2015年01月03日

シナトラのマイ・ウェイの原曲

この時期はどこもテレビは特番で、時々観ているBSの音楽番組「SONG TO SOUL」ではこの正月に映画音楽特集をやっていました。誰もが知っている映画音楽誕生のルーツなど面白いものばかりでしたが、その中で「あぁそうだったのか」と思ったのがフランク・シナトラの「マイ・ウェイ」の元となった曲です。

これはもともとフランスのクロード・フランソワという人が作った曲で、その人の生涯を描いた「最後のマイ・ウェイ」という映画で使われた(というかこの曲そのものが映画のテーマのようなもの)ということです。原題は「Comme d'Habitude」(コムダビチュード)、「いつものように」という意味です。歌詞は愛する人との日常の生活を淡々と綴ったものであり、まさにいつものようにこうするんだということが繰り返されています。

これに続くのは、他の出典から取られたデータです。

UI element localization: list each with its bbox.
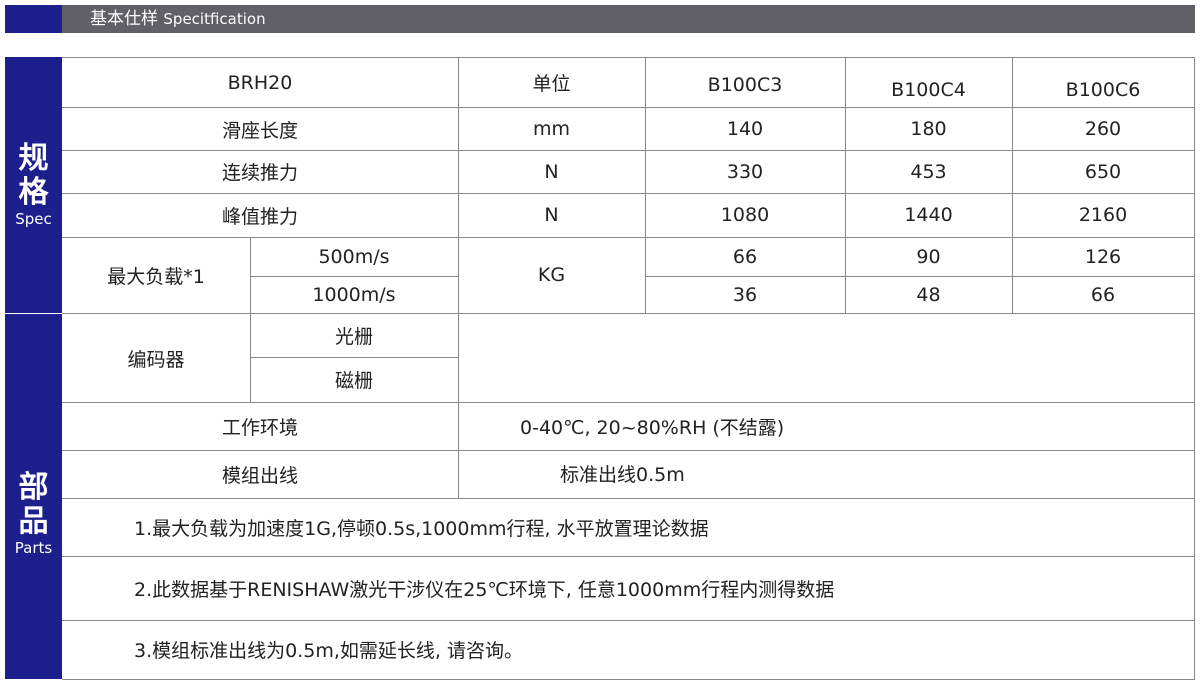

この曲をラジオで聴いたポール・アンカが英語の歌詞を付け、フランク・シナトラに提供したのがあの有名な「マイ・ウェイ」ということです(歌詞の内容はかなり変わっています)。映画では歌手になることを反対していた主人公の亡き父に対し、「フランク・シナトラが僕の歌を歌っているよ、父さん」というシーンがハイライトのようです。

ところで、この「コムダビチュード」というフランス料理店がかつて中目黒にありました。仕事で携わっていたこともあり、すっかり更新が滞ってしまっているフランス料理のサイトでは、トップバナーにその料理の写真を使わせてもらっています。このお店の面白いのは、フランス料理店では書き入れ時のクリスマスに特別メニューを提供しないということです。訊けば、「いつものようにですから」とのことでした。

思えば私たちの田舎暮らしも毎日特別なことはなく、まさにコムダビチュードの日々を送っています。クリスマスだから、お正月だからといって豪華な食事をしたり旅行に行ったりすることもなく、毎日堅実な時間を過ごして楽しんでいます。一日が終わるとき、今日も災いがなくて良かったと思えるのが一番の満足感のように思います。

コムダビチュード、良い言葉ですね。ちょうど私のキーに合いそうなので、そのうちカラオケのレパートリーに加えたいと考えています(もちろん原語での)。